這是啥意思?
眼見大外孫不為所動,謝姥爺急了。
他轉頭看向門口,確定謝姥姥還沒回來之后,壓低聲音說道:“我煙?”
“什么煙?”張宇這話純粹是下意識的反應。
然后他這邊剛反應過來,還沒等說話呢,那邊謝姥爺已經急了。
“煙,你說還有什么煙,就是你承諾的煙票啊。大外孫姥爺年紀大了,可經不住這么折騰……”
眼見謝姥爺越說越可憐,張宇也是哭笑不得。
“在我屋里呢,一會就拿給您。”
“嘿嘿,還是我大外孫孝順。”
就在爺倆親熱的時候,冷不丁的傳來一句:“你們爺倆在那兒說啥呢?”
張宇清晰的看到,此話一出,謝姥爺渾身一僵,表情都凝住了。
片刻之后,方才若無其事的轉過身:“沒說啥,就是說老大他咋還沒回來?”
這話一出,謝姥姥也跟著擔心了起來。
她將煎好的鵝蛋端給謝姥爺,隨后將擦手的毛巾隨手一扔。
“不行,我得去看看。”
而被一家人念叨的謝志元此時正在縣上。
至于為什么會來縣里,說起來也很簡單。
整個公社一共就那么幾部電話,目標實在是太大了。
他上有老下有小,實在是經受不住這種風險。
正好二弟的好友傳來消息,說縣城某地可能有他要的水管,所以他就借著購買水管的名義,干脆坐車去了縣城。

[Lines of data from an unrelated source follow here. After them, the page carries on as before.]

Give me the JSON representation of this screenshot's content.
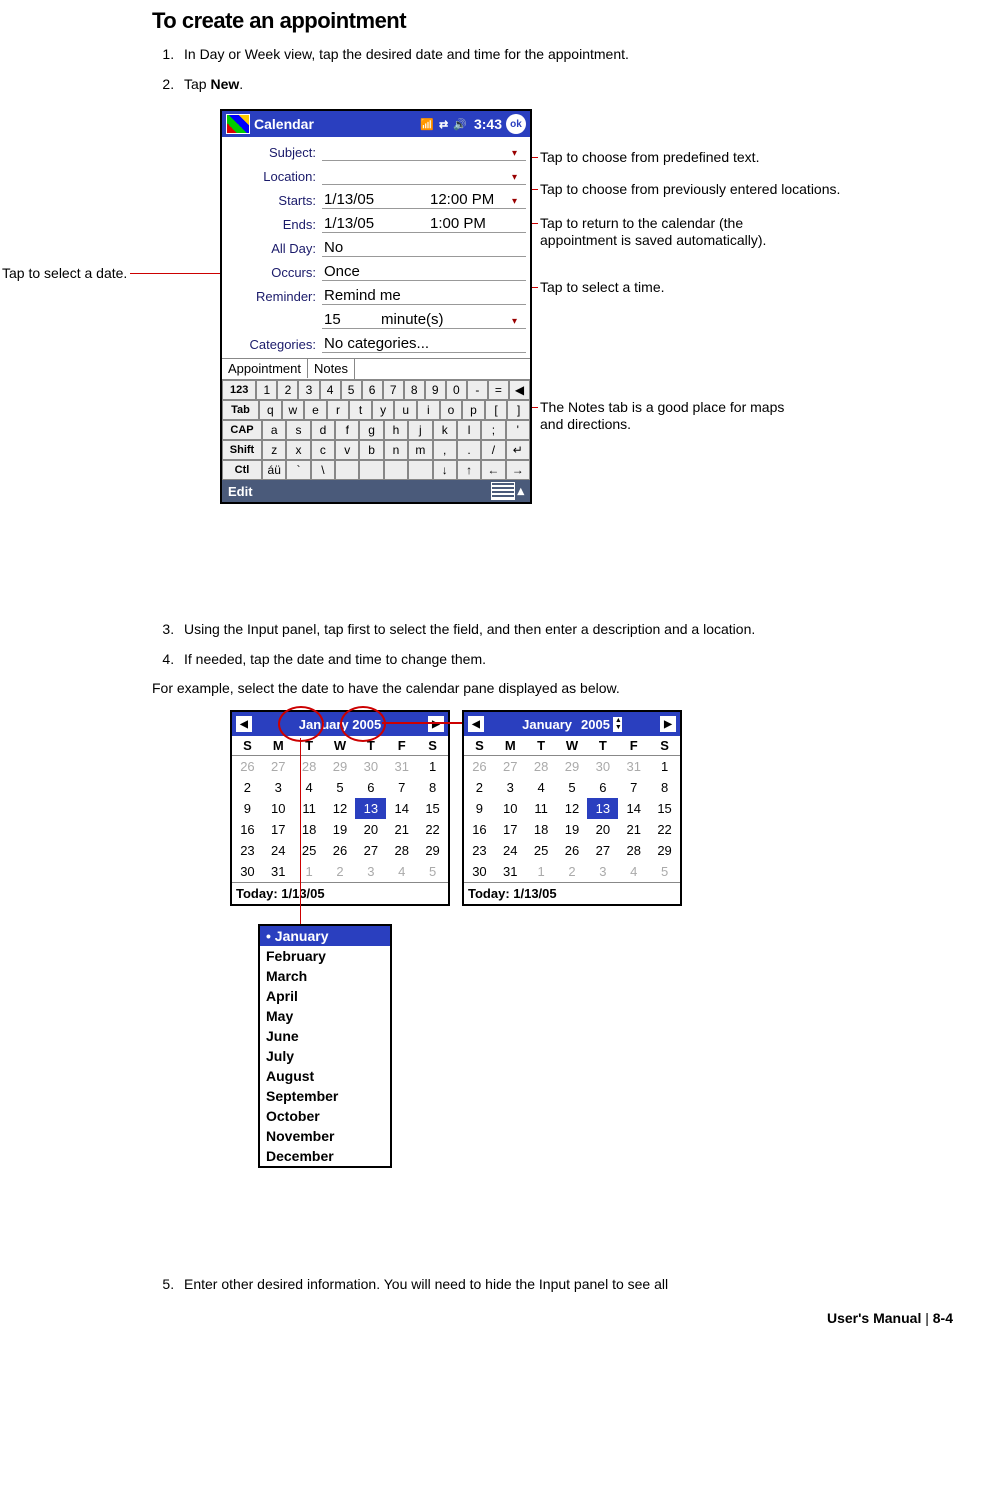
{
  "title": "To create an appointment",
  "steps": {
    "s1": "In Day or Week view, tap the desired date and time for the appointment.",
    "s2_pre": "Tap ",
    "s2_bold": "New",
    "s2_post": ".",
    "s3": "Using the Input panel, tap first to select the field, and then enter a description and a location.",
    "s4": "If needed, tap the date and time to change them.",
    "s4_after": "For example, select the date to have the calendar pane displayed as below.",
    "s5": "Enter other desired information. You will need to hide the Input panel to see all"
  },
  "callouts": {
    "left_date": "Tap to select a date.",
    "c_predef": "Tap to choose from predefined text.",
    "c_loc": "Tap to choose from previously entered locations.",
    "c_return1": "Tap to return to the calendar (the",
    "c_return2": "appointment is saved automatically).",
    "c_time": "Tap to select a time.",
    "c_notes1": "The Notes tab is a good place for maps",
    "c_notes2": "and directions."
  },
  "pda": {
    "app": "Calendar",
    "time": "3:43",
    "icons": "📶 ⇄ 🔊",
    "ok": "ok",
    "labels": {
      "subject": "Subject:",
      "location": "Location:",
      "starts": "Starts:",
      "ends": "Ends:",
      "allday": "All Day:",
      "occurs": "Occurs:",
      "reminder": "Reminder:",
      "categories": "Categories:"
    },
    "values": {
      "starts_date": "1/13/05",
      "starts_time": "12:00 PM",
      "ends_date": "1/13/05",
      "ends_time": "1:00 PM",
      "allday": "No",
      "occurs": "Once",
      "reminder": "Remind me",
      "reminder2a": "15",
      "reminder2b": "minute(s)",
      "categories": "No categories..."
    },
    "tabs": {
      "appt": "Appointment",
      "notes": "Notes"
    },
    "bottom": "Edit",
    "kb": {
      "r1": [
        "123",
        "1",
        "2",
        "3",
        "4",
        "5",
        "6",
        "7",
        "8",
        "9",
        "0",
        "-",
        "=",
        "◀"
      ],
      "r2": [
        "Tab",
        "q",
        "w",
        "e",
        "r",
        "t",
        "y",
        "u",
        "i",
        "o",
        "p",
        "[",
        "]"
      ],
      "r3": [
        "CAP",
        "a",
        "s",
        "d",
        "f",
        "g",
        "h",
        "j",
        "k",
        "l",
        ";",
        "'"
      ],
      "r4": [
        "Shift",
        "z",
        "x",
        "c",
        "v",
        "b",
        "n",
        "m",
        ",",
        ".",
        "/",
        "↵"
      ],
      "r5": [
        "Ctl",
        "áü",
        "`",
        "\\",
        " ",
        " ",
        " ",
        " ",
        "↓",
        "↑",
        "←",
        "→"
      ]
    }
  },
  "cal": {
    "month_year": "January 2005",
    "month_label": "January",
    "year": "2005",
    "dayhead": [
      "S",
      "M",
      "T",
      "W",
      "T",
      "F",
      "S"
    ],
    "grid": [
      {
        "v": "26",
        "d": 1
      },
      {
        "v": "27",
        "d": 1
      },
      {
        "v": "28",
        "d": 1
      },
      {
        "v": "29",
        "d": 1
      },
      {
        "v": "30",
        "d": 1
      },
      {
        "v": "31",
        "d": 1
      },
      {
        "v": "1"
      },
      {
        "v": "2"
      },
      {
        "v": "3"
      },
      {
        "v": "4"
      },
      {
        "v": "5"
      },
      {
        "v": "6"
      },
      {
        "v": "7"
      },
      {
        "v": "8"
      },
      {
        "v": "9"
      },
      {
        "v": "10"
      },
      {
        "v": "11"
      },
      {
        "v": "12"
      },
      {
        "v": "13",
        "s": 1
      },
      {
        "v": "14"
      },
      {
        "v": "15"
      },
      {
        "v": "16"
      },
      {
        "v": "17"
      },
      {
        "v": "18"
      },
      {
        "v": "19"
      },
      {
        "v": "20"
      },
      {
        "v": "21"
      },
      {
        "v": "22"
      },
      {
        "v": "23"
      },
      {
        "v": "24"
      },
      {
        "v": "25"
      },
      {
        "v": "26"
      },
      {
        "v": "27"
      },
      {
        "v": "28"
      },
      {
        "v": "29"
      },
      {
        "v": "30"
      },
      {
        "v": "31"
      },
      {
        "v": "1",
        "d": 1
      },
      {
        "v": "2",
        "d": 1
      },
      {
        "v": "3",
        "d": 1
      },
      {
        "v": "4",
        "d": 1
      },
      {
        "v": "5",
        "d": 1
      }
    ],
    "today": "Today: 1/13/05",
    "months": [
      "January",
      "February",
      "March",
      "April",
      "May",
      "June",
      "July",
      "August",
      "September",
      "October",
      "November",
      "December"
    ]
  },
  "footer": {
    "t1": "User's Manual",
    "sep": " | ",
    "t2": "8-4"
  }
}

為了掩人耳目,他一進縣城,沒有直接去打電話,跑到可以有水管消息的地方問了一圈,這才去找人。
經過一番七拐八拐之后,他最終在一處土磚房前停下。
看著眼前的房子,謝志元眼睛中閃過一抹怪異。
要不是清楚的知道,李廠長就住在這里,他怎么也想不到,堂堂一個廠長,居然會住在土房子里。
“咚咚咚!”
“誰呀?”聽到敲門聲,睡得迷迷瞪瞪的李廠長瞬間清醒過來。
“我叫謝志元,不知道李廠長還記不記得?”
一聽名字,李廠長愣了一下,隨即打開房門,笑著迎了上去:“記得記得,怎么不記得,小張師傅最近還好吧?”
“挺好的!”
兩人都不是多話的人,相互客套了兩句,便直入正題。
“請問謝同志今天過來是?”
謝志元沉默了片刻,隨即開口道:“我今天是想借一下機械廠的電話,不知道麻不麻煩。”
一聽是要借電話,李廠長松了口氣。
他還以為有什么大事呢,原來只是借個電話。
他大手一揮:“好說好說!謝同志等我一下,我鎖上門就帶你去。”
兩人一路無言,來到辦公室之后,李廠長指著辦公室內的電話說道:“電話就在那里,你隨便用。”
說罷,在確定謝志元會撥號之后,便識趣的退出房間,在門口守著。
看著眼前的電話,謝志元神色復雜。
掙扎了許久,方才撥通了那個熟記于心的電話。
在經過幾次轉接之后,電話最終被接通了。